According to Moneyfacts, someone spending £1,000 on a card charging 21.6 per cent and repaying £35 a month could be debt-free seven months earlier and save a further £276 in interest by switching to one with a rate of just 6.4 per cent.

Meanwhile, someone with a store card charging 29.9 per cent swapping to a 6.4 per cent alternative would pay just £86 interest, a saving of £510. Bank of Scotland, Lloyds, Halifax and Virgin Money all have cards with this low long-term rate.

Better still, if the same cardholder applied for one of those offering between 38 and 40 months interest free on balance transfers, provided they cleared the debt before the end of this, their only cost would be a transfer fee of around £28.

Those with a poor financial history won’t qualify for best-buy deals like these, but they may still be able to improve their situation.

Rachel Springall, Moneyfacts’ finance expert, said: “Not all borrowers will be offered the best rates, and some may not have the shiniest credit rating, which all leads to more expensive deals being turned to.

“For this reason, borrowers would be wise to get a credit check before applying for credit, so that they can get an idea of what their borrowing footprint looks like, and therefore, what kind of deal they are likely to secure.

“Borrowers should also be prepared to do the maths to work out what the true cost of their borrowing will be.”

Store cards tend to be among those charging the highest rates. Customers are tempted to take them out by the promise of discounts on initial purchases, but unless the debt is cleared right away, the interest charged soon outweighs the savings made.

Ms Springall said: “Getting on top of debts should be the top priority of any spender. Taking advantage of more cost-effective cards and spreading a debt on an interest-free deal means consumers can then concentrate on clearing it for good without huge amounts of interest adding to the bill.

“Those who move their debts to a better deal will clear a balance much faster than if they stayed put, and they will then be able to put aside some savings for spending in the future, which means they won’t have to rely on the plastic quite as much.”

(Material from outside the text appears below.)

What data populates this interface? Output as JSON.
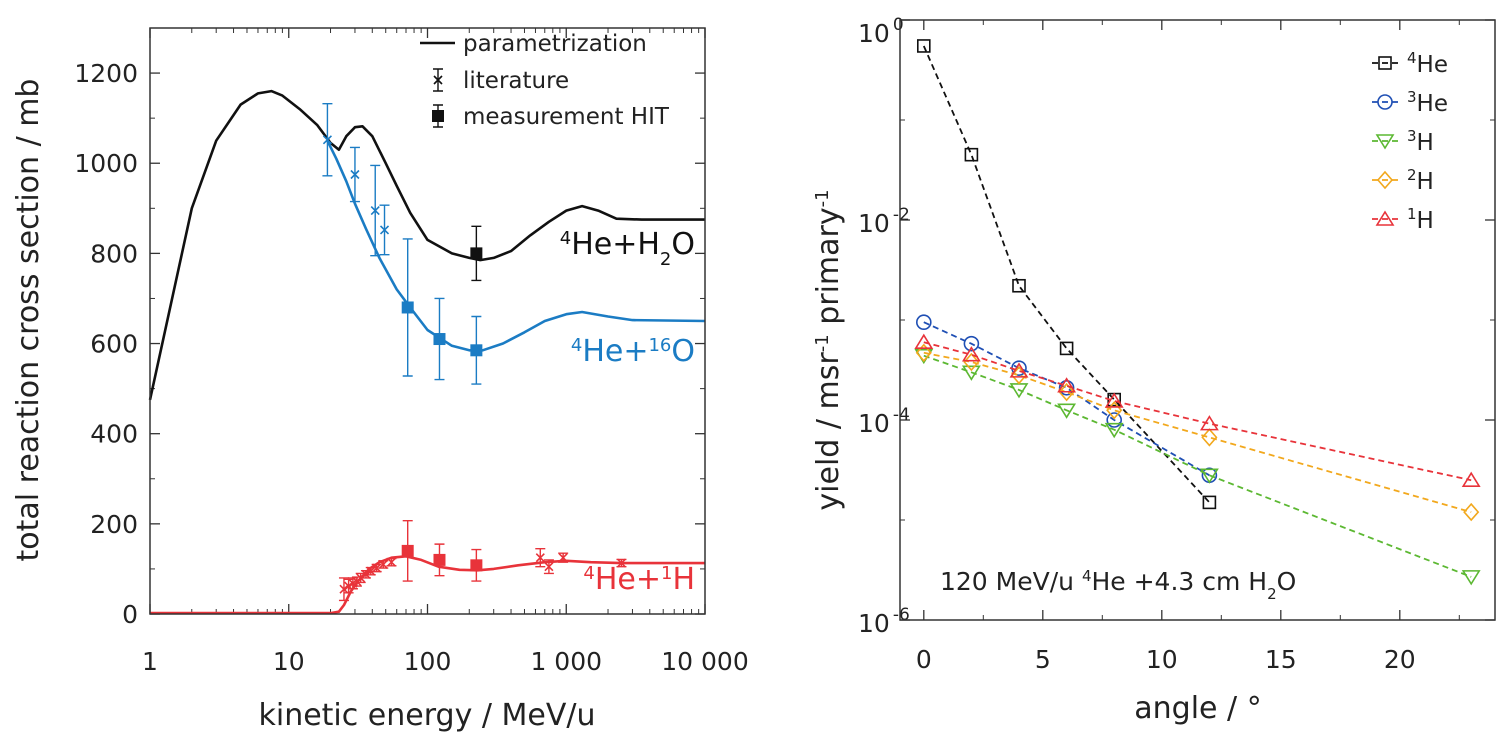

Tesco Bank has a card offering up to 40 months interest free on transfers with a fee of 2.69 per cent. Halifax, Virgin, MBNA, Lloyds and Bank of Scotland all have options with an interest-free transfer period of 38 or 39 months and broadly similar fees.

All except MBNA also give between three and six months free on new purchases, and all have a long-term interest rate of 18.9 per cent.

Matt Sanders, credit card spokesperson for Gocompare.com, said: “The balance transfer battle that’s waged over the past few years is good news for customers looking to manage their existing balances over a longer period of time, as there are some exceptionally good deals available to those who shop around.

“However, those considering these cards need to remember that after the initial zero per cent period ends, they’ll be charged interest on the remainder of the balance, making it important to keep on top of when your deal expires.”

Anyone needing longer than these cards allow to clear what they owe would be wise to make a second transfer at the end of the interest-free period.

Those looking for longer to pay off new purchases can get between 25 and 27 months interest free with Post Office Money, Clydesdale or Sainsbury’s banks.

Cardholders struggling with existing borrowing should get help from an impartial expert before things deteriorate further. The Money Advice Service’s website, moneyadviceservice.org.uk, has clearly written sections on taking control of debt.

Other sources of free help include StepChange (stepchange.org or 0800 138 1111), the National Debtline (nationaldebtline.co.uk, mymoneysteps.org or 0808 808 4000) and the Debt Advice Foundation (debtadvicefoundation.org or 0800 043 4050).